The cause and effect here are reversed. Ever increasing abstraction does not reduce quality, ever reduced emphasis on quality leads to greater abstraction. You only abstract away the nuances when you stop caring about them. When you have so much memory that you can tolerate a massive memory leak, fixing the memory leak gets deprioritized and the tool that saves time at the expense of abstracting away memory management becomes more attractive.

The real issue though is that the costs of these abstractions are obfuscated after the fact. There is almost certainly low hanging fruit that could massively improve performance and reduce operating costs with little effort, but there is not a will to analyze and quantify these costs. Adding new features is sexy, it's the stuff people want to work on, it's the stuff people get promoted for doing. You don't get promoted for preventing the issue that never happened, even if it saves billions of dollars. You can't brag about making your software imperceptibly faster, even if it saves a tremendous amount of time across the user base.
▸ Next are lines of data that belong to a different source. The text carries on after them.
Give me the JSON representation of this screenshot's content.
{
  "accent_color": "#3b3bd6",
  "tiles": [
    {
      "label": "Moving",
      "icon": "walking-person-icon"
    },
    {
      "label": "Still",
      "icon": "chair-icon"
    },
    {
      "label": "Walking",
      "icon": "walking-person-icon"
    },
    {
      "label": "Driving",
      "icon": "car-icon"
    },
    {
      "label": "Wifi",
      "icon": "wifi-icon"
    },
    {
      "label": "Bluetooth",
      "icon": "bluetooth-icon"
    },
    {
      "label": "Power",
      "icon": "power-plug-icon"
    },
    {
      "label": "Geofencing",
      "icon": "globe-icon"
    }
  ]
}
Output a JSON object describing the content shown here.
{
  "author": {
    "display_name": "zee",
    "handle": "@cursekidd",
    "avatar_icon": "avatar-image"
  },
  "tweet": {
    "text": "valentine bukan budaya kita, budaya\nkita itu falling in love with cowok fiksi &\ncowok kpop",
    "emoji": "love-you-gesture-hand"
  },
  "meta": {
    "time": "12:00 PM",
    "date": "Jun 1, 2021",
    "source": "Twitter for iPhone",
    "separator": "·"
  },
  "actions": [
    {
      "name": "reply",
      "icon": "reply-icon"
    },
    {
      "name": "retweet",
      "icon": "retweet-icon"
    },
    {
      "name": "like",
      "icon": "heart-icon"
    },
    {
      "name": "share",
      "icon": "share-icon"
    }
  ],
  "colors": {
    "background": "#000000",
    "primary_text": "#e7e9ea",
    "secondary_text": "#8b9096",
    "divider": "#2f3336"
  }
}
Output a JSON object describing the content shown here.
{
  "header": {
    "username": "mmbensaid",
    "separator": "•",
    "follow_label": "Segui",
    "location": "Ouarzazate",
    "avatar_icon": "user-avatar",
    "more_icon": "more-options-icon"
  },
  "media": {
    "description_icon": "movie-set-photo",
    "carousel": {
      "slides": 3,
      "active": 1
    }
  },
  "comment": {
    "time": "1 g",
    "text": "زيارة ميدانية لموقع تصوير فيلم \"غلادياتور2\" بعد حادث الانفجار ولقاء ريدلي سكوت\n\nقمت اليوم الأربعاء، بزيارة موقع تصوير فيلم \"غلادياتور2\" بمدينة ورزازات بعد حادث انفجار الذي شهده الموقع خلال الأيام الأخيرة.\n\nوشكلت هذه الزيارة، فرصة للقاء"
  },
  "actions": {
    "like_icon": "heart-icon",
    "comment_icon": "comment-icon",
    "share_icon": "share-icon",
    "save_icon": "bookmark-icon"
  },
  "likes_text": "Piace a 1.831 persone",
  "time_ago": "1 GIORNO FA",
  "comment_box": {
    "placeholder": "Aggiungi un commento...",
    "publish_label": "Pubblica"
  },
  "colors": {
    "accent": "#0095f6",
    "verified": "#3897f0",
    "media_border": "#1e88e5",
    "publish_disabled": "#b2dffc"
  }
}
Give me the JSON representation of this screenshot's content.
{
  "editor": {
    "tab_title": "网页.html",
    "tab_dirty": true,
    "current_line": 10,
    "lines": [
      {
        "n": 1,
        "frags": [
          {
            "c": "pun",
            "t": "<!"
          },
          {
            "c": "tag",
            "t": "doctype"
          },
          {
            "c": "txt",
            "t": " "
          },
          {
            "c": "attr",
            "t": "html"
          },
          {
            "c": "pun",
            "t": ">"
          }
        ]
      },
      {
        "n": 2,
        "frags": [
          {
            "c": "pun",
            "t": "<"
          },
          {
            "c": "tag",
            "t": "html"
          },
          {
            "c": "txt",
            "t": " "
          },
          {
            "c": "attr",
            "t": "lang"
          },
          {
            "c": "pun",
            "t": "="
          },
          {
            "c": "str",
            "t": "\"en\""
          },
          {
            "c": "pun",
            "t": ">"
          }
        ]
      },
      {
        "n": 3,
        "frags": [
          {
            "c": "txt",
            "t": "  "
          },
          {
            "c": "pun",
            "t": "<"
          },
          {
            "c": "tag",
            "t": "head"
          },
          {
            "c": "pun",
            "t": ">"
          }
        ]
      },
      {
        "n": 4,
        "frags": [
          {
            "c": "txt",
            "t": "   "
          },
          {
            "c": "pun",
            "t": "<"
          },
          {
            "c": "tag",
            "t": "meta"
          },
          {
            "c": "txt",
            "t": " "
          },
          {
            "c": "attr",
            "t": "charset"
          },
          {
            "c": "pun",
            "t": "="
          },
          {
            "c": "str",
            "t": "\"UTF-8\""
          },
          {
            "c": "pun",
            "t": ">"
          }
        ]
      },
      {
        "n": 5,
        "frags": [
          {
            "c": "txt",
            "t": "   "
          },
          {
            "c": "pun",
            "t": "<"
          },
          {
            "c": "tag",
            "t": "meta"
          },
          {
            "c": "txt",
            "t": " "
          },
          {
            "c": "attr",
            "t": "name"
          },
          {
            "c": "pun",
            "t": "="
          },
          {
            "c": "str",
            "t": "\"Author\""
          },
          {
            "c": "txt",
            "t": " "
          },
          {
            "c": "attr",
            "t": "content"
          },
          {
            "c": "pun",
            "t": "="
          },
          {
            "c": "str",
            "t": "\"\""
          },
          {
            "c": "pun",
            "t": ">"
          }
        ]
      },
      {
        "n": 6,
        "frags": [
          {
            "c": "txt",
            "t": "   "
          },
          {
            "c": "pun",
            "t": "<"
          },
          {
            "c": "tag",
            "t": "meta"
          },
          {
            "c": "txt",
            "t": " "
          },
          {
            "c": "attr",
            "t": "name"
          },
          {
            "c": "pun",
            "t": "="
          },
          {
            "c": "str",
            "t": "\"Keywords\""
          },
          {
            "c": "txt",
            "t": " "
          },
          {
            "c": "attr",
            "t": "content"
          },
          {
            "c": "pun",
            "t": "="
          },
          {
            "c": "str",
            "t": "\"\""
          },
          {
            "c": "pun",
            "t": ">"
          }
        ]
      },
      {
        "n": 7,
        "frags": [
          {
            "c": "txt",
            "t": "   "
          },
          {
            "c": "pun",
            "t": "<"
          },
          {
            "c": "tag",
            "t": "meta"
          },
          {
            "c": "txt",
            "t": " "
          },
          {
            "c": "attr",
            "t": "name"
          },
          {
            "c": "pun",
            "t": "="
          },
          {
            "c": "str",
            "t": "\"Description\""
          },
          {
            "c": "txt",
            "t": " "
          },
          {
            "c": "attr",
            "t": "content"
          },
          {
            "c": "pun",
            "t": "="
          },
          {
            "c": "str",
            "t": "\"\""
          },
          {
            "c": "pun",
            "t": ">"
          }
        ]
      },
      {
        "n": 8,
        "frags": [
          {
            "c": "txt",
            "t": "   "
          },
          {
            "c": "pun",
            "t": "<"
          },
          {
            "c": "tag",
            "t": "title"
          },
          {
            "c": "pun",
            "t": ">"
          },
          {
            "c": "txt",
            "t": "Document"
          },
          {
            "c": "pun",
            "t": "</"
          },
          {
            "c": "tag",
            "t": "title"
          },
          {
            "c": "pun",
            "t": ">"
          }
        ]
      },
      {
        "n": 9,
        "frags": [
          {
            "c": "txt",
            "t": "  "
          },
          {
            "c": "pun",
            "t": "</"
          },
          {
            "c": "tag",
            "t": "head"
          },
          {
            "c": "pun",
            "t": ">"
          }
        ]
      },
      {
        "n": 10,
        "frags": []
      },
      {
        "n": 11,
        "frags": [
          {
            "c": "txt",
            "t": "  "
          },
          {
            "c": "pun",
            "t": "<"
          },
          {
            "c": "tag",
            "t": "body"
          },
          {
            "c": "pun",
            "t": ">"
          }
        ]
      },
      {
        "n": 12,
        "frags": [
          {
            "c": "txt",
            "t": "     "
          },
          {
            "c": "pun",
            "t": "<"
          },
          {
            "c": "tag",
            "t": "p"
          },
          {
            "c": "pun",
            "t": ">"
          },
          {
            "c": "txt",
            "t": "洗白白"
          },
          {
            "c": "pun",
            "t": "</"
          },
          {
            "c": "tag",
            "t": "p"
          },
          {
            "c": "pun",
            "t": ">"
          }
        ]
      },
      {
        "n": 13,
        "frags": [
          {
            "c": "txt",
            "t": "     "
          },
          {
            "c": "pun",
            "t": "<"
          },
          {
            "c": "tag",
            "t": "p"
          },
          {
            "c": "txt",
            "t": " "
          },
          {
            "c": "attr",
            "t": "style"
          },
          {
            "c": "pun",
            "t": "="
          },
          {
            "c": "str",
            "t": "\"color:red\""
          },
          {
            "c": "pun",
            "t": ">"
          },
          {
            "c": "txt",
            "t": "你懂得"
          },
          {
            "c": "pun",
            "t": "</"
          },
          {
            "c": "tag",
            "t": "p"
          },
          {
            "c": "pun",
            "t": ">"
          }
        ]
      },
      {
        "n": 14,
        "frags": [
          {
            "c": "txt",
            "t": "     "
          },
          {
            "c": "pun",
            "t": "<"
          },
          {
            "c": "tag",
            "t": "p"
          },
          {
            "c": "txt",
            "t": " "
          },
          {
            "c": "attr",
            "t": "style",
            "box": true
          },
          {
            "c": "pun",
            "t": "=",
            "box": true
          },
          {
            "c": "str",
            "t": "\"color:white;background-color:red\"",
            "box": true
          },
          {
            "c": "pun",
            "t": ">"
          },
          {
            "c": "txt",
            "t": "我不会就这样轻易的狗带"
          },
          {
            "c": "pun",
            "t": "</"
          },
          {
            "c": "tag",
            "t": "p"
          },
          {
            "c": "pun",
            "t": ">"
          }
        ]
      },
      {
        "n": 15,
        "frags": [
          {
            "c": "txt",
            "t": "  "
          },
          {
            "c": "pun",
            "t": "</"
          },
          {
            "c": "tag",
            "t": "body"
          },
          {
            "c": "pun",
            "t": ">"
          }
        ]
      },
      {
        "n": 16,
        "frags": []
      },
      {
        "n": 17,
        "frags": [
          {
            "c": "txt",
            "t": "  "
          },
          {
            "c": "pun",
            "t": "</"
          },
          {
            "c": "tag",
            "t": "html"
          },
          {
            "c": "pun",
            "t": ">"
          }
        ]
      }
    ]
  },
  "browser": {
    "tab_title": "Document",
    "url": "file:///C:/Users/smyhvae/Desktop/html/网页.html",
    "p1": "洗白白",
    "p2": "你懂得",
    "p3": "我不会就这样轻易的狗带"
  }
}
Software has always only needed to be good enough, and the threshold for good enough has been lowering exponentially with hardware improvements since time immemorial. The system is not set up to favor people who care. If nobody cares, nothing will ever improve.

If there were a good way to track every time a fixed bug would have been triggered had it gone unfixed, and if that cost were quantified and visible, there would be a massive push for better quality.